Answering the second part first - yes, that has been the absolute core of what I've argued from the beginning: The cure is worse than the disease. Quite literally, in this case.
What's going on now is basically the equivalent of wartime brownouts or hurricane curfews, only uniquely to this time, it's not because of a disaster, it's because a disaster might happen. But guess what, there are a lot of times when a disaster might happen. It is a terrible precedent to set that we should shut down the economy and go halfway to martial law for that, especially when it is based on pretty flimsy evidence. Particularly with infectious diseases, when there is a scare about the worst-case scenario, most of those disasters actually do not happen, or even come close. And there is not a lot that would suggest this one is comparatively much different.
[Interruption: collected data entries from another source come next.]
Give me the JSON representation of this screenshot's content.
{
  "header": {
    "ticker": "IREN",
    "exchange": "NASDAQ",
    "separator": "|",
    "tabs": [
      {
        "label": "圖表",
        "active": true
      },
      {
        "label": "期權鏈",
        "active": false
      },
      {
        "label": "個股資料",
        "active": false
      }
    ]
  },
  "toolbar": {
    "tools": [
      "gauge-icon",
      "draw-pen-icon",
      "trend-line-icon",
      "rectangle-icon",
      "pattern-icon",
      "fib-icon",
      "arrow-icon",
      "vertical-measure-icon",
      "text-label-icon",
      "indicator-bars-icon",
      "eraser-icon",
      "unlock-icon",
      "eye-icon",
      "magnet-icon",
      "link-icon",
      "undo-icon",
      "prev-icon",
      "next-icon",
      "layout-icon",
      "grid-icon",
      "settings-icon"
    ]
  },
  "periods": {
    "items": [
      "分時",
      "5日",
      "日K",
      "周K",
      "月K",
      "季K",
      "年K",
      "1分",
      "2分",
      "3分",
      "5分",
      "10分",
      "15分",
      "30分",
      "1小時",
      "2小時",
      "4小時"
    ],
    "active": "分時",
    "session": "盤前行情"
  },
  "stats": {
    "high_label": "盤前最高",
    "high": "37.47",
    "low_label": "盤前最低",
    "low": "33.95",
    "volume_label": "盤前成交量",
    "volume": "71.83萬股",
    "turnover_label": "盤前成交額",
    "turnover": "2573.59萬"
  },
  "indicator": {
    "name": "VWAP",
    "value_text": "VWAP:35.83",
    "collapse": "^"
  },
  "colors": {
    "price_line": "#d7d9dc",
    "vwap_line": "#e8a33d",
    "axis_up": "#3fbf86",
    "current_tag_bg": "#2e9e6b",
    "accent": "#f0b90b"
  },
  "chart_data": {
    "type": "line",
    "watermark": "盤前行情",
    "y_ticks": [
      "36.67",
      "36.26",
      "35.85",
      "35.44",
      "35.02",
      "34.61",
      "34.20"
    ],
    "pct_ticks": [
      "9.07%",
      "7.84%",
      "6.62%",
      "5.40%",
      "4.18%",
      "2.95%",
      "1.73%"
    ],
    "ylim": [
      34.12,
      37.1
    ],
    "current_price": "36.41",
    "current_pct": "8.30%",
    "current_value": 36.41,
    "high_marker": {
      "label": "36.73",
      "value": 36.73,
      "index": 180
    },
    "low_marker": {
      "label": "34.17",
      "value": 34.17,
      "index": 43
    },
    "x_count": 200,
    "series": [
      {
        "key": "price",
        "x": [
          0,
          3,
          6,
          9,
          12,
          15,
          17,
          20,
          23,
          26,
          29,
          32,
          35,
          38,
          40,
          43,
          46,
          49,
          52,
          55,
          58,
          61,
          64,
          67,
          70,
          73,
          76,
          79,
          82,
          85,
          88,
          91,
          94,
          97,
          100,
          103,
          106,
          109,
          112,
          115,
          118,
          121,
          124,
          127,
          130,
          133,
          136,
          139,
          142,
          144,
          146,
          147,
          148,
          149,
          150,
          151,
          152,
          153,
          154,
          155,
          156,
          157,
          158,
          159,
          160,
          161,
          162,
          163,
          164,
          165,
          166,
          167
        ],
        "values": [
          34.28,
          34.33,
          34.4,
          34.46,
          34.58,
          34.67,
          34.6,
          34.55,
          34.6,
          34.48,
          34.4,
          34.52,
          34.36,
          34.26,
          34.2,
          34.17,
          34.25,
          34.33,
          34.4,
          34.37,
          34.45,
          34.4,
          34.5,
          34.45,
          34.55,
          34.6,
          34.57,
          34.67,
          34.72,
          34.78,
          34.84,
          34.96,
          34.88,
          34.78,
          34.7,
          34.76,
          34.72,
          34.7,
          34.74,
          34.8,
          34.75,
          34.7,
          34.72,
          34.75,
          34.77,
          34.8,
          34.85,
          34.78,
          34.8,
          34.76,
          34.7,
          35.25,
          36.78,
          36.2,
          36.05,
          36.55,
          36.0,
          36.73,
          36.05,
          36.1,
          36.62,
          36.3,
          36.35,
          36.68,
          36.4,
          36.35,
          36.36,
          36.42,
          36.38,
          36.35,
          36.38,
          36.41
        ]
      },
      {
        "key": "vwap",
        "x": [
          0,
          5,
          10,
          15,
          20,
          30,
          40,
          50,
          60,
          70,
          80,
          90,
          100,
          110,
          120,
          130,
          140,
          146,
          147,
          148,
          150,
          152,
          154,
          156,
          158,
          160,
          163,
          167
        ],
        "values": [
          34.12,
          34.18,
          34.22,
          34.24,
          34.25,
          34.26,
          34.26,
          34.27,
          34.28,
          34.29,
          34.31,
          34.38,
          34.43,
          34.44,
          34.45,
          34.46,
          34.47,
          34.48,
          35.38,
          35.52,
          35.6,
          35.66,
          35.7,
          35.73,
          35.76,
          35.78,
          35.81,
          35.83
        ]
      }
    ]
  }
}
Please everyone, take a moment to unwad your panties before going on to the next part.
As far as viral epidemics in the past generation, the granddaddy of them all was the H1N1 virus with something like 280,000 dead worldwide, or about the number of people that would ordinarily die of other causes in any 8-hour period, over the course of more than a year. That, to me, is not a significant overall public danger, and sure enough, schools stayed open, events went on, and everything was more or less normal. In the US, it was something like 12,000 dead. And that was the biggest viral outbreak in modern history. Yet this is somehow going to be 150 times worse, based on ... ? Everything being presented until recently was that its contagion vector was lower than that of H1N1 and it was not particularly deadly either.
Based on doomsday projections, that's what. You follow the worst worst case every time, you'll be doing nothing but cowering from imagined disaster after imagined disaster. I will tell you exactly how long this will last, and that is until media fatigue sets in after about a month. You will have steady "living under the virus - is this the new normal?" stories for the next three weeks, which seems to be the determined freakout period ... then a week or so of "quarantine lifted, are things returning to normal?" and by then everyone will have realized that nothing much really happened and shuffle back off to being mad about Trump or something, which has become comparatively more interesting again.
The whole panic started out of public ignorance born out of an attention span insufficient for anything longer than a headline or a 15-second soundbite. And it will end due to public disinterest born out of an attention span insufficient for anything longer than a headline or a 15-second soundbite. But in the meantime, how dangerously irresponsible, and what a horrible precedent to set.